I hadn’t submitted anything to the last issue of Rattle, the theme of single parenthood didn’t apply to me. At least that’s what I thought until poem after poem resonated, and it occurred to me I was raised by a single parent. How can I have spent fifty years without recognizing this?
Widowed in 1965, after 26 years of a good marriage, my mother was left with a daughter just entering adolescence. That first year we shared a room, by the next year my brothers were gone and we rooted ourselves in our own rooms. I hardly remember being in the living room at the same time. Dinner was quick and silent, roasted chicken from Daitches, tv dinner, turkey pot pie. After, I would stretch the phone cord to reach behind my closed door, my mother would watch tv in her room. When I started going out I came home to that blue light of the black and white tv.
There were some connections- a trip to Canada to visit family, a short stretch when we both had boyfriends, we were both against the Viet Nam War.
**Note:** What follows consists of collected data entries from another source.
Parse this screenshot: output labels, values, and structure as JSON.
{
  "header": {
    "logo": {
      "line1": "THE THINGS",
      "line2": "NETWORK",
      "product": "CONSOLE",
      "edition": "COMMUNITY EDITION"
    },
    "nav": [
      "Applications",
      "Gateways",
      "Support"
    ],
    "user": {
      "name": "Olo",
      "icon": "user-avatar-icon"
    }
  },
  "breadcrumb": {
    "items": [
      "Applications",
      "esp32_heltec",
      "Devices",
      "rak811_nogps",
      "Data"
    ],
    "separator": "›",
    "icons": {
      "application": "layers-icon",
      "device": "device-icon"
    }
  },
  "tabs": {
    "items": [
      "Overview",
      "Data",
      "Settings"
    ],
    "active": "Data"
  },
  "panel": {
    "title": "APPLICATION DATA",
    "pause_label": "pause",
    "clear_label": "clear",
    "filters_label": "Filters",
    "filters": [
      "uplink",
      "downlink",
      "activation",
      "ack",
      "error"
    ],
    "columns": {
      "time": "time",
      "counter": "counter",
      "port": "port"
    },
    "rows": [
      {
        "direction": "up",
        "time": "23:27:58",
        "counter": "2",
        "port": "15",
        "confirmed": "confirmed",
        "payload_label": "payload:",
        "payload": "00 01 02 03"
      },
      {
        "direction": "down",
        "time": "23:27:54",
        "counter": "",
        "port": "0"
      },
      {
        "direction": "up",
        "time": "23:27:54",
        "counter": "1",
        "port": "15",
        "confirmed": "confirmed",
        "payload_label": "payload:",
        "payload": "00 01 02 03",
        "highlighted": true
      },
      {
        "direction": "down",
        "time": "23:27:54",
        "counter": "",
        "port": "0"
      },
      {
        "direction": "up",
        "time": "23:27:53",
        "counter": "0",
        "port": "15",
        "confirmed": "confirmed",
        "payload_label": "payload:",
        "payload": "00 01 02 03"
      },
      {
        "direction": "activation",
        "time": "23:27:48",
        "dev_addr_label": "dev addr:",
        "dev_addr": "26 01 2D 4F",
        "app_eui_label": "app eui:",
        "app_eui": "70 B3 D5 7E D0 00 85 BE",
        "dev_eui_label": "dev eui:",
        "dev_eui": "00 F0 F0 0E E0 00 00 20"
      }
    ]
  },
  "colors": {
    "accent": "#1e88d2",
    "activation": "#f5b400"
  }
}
But there were many more arguments; skirt lengths, curfew, my escapes to the city, housework. Mostly I remember the silence between us.
Now, I have two grown daughters, and compassion for my mother. I imagine what she must have imagined about the way things would be; a daughter to share time with, a guarantee against loneliness, companionship. Reading the poems brought back memories, and the realization that my story was a part of that larger one.